I’m not changing the subject here, bear with me. Although I’m 55 years old, I’ve bought my first ever motorcycle. (Riders, you can skip this paragraph!) The most surprising thing I’m learning about is the way you steer a motorcycle – if you want to turn right, you actually push the handlebars to the left! (Just a tiny bit, but still you turn the opposite way.) My mind and body might be yelling “We’re gonna crash!” but my eyes and brain manage to make the turn by turning the front wheel the other way.
So, what’s this got to do with your (crumbling) marriage? You work counterintuitively. This is the scariest, hardest thing to do, and, like the title suggests, it can get dangerous. Dr. James Dobson of Focus on the Family (110 hits) wrote a book called Love Must Be Tough. This web page: Hope for Couples in Crisis (217 hits) has a very good description of the idea. It’s a bit of a read, but well worth it. The upshot is to actually allow the leaving spouse their space! There is a link on that page to the Love Must Be tough book.
Dobson poses three results: 1) Since you have “let them go”, there is no need to fight any more, and your relationship will improve just because you two don’t need to fight. 2) The leaving spouse might consider, now, that maybe there is something in our marriage after all. For the third result, I can’t say it better than Dr. Dobson. Pay attention:
The third change occurs not in the mind of the cool spouse but in the mind of the vulnerable one [that be you – Ray]. Incredibly, he or she feels better — somehow more in control of the situation. There is no greater agony than journeying through a vale of tears, waiting in vain for the phone to ring or for a miracle to occur. Instead, the person has begun to respect himself or herself and to receive small evidences of respect in return. Even though it is difficult to let go once and for all, there are ample rewards for doing so.
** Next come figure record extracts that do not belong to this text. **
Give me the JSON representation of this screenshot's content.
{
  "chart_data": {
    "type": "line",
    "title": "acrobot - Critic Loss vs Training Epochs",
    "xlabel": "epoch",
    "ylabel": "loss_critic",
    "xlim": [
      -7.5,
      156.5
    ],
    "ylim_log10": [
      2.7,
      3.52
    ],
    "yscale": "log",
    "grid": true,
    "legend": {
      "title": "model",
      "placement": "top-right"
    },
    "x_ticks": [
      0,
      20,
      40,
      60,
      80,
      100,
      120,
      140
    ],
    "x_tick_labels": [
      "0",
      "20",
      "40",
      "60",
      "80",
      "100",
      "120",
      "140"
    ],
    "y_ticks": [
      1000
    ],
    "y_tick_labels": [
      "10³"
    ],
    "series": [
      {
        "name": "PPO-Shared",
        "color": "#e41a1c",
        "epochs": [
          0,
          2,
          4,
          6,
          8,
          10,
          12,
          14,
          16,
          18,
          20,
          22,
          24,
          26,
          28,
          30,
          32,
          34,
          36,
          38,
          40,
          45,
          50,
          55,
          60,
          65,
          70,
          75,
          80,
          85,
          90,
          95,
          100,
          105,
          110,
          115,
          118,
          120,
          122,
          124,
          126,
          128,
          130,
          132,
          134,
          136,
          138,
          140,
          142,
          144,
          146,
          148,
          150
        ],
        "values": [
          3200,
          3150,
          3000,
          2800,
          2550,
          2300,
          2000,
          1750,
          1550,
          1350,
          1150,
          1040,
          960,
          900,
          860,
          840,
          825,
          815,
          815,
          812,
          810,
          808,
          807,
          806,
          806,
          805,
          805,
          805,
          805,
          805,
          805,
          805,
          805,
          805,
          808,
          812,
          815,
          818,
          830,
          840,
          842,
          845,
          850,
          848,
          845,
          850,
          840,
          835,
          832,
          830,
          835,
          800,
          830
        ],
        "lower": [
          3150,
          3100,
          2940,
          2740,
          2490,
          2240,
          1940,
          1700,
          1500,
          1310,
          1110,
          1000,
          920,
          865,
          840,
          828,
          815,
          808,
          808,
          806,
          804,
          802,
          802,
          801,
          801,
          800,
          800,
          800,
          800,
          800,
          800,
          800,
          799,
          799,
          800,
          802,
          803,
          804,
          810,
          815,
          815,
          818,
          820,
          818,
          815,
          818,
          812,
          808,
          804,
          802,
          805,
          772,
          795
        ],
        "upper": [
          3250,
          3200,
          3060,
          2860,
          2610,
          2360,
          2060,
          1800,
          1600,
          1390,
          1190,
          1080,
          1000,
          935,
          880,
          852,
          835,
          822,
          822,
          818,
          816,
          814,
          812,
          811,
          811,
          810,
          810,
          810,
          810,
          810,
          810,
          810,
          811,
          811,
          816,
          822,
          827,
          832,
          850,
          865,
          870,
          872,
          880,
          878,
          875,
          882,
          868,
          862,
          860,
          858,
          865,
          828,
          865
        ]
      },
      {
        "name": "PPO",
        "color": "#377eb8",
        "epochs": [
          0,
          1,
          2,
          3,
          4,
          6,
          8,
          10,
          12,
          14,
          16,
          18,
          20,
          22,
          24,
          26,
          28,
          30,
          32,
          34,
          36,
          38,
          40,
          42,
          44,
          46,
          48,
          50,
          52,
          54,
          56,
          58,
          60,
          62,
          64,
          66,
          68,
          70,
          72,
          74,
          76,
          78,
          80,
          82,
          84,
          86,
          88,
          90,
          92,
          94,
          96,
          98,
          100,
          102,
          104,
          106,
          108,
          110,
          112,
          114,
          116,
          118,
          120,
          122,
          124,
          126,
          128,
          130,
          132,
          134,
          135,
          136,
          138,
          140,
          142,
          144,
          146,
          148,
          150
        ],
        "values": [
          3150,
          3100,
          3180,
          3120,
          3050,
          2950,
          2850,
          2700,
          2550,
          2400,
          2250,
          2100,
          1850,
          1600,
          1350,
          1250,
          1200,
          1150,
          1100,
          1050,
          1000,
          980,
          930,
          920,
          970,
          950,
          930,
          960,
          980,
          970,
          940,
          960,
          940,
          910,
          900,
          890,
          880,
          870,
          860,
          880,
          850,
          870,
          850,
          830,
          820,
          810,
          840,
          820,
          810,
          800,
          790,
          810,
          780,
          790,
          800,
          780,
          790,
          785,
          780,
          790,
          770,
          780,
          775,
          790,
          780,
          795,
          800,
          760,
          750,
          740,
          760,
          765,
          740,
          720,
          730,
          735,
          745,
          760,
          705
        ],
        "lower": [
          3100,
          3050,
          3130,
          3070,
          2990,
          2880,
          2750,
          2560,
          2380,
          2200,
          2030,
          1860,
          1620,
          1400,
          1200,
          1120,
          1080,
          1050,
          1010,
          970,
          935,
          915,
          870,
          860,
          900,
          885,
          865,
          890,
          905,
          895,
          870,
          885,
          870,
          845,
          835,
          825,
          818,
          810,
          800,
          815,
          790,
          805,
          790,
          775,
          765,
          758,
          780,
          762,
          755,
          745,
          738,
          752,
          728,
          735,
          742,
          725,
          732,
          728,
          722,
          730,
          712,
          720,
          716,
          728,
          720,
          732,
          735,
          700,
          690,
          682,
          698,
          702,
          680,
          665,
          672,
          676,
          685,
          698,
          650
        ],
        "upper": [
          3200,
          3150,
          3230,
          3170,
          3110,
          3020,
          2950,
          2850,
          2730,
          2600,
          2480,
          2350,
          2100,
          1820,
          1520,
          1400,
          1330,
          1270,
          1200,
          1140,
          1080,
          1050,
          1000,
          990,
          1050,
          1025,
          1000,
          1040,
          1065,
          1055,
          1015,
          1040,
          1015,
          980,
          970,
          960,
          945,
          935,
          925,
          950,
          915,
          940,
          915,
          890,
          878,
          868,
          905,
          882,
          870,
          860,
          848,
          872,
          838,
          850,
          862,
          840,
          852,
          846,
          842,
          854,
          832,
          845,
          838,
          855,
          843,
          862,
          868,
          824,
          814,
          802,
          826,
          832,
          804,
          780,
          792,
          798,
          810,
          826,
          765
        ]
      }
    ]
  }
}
One of those advantages involves the feeling that he or she has a plan — a program — a definite course of action to follow. That is infinitely more comfortable than experiencing the utter despair of powerlessness that the victim felt before. And little by little, the healing process begins.
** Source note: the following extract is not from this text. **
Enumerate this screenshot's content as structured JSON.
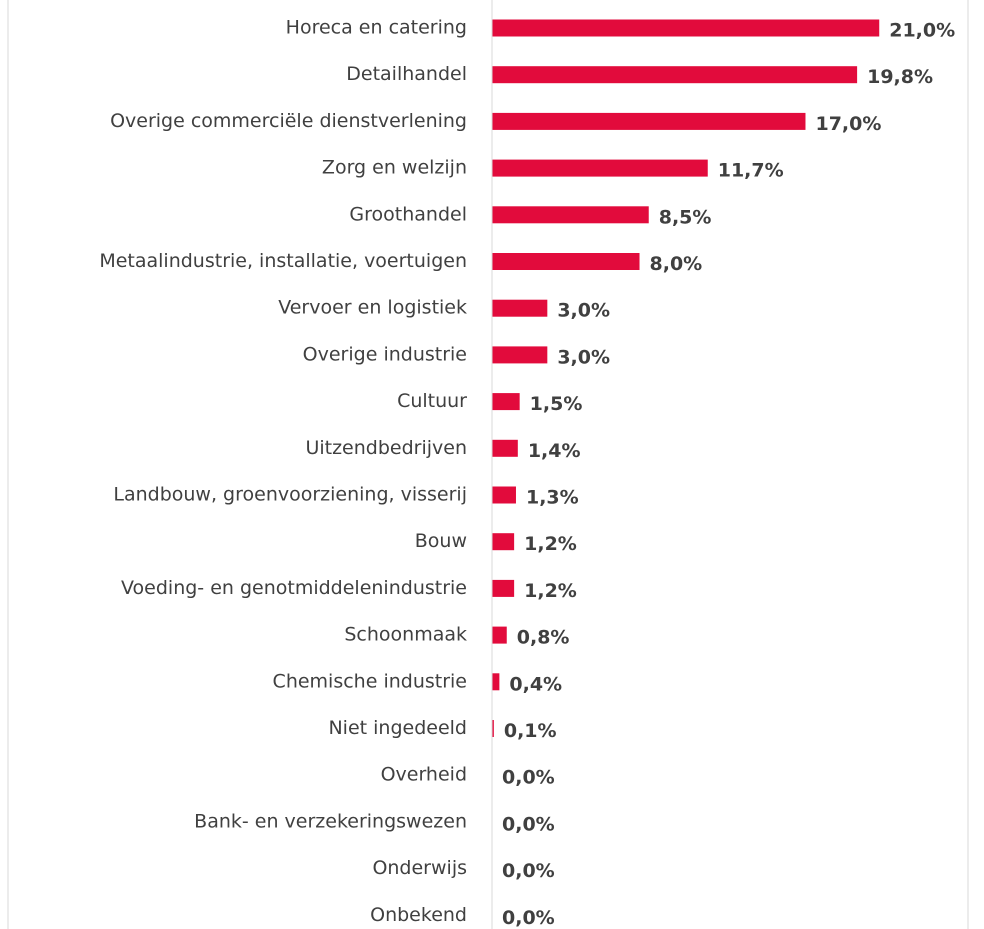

What’s in this for you? You have a plan. In the book you will see how you do gain control. (Not in a control freak way, but in a way that makes it easier for your spouse to rethink things and possibly return.) When you have a good idea of what’s happening, you will definitely feel better about your situation, and get your self respect back.
Guarantees? Remember you’re working without a safety net. But consider your alternatives: Your spouse has already (or nearly) walked out. If nothing changes, it’s just “Good bye” anyway. However, by taking the high road here, you still could remain on good terms with your spouse, which makes vital communication all that much easier.
When my wife moved out, I helped her move! I also told her I did want to find some reconciliation. I did the grunt work, driving the truck, setting up her bed, installing the washer – whatever. What did that accomplish? Later that week, when she had some small emergencies, she called me, of all people! And within the week she volunteered that there may still be some way we could work things out. Your mileage may vary, but I know this small break in her attitude would not have been possible if I had not supported her decision in the way I did. My situation (as of the end of 2006) is not nearly out of the woods. But as Dobson says, I do feel much better about things, and, of course, my wife actually came up with the idea
of seeing if we might be able to work things out!
Be Brave. Be on your knees in prayer. Stick with it. God Bless.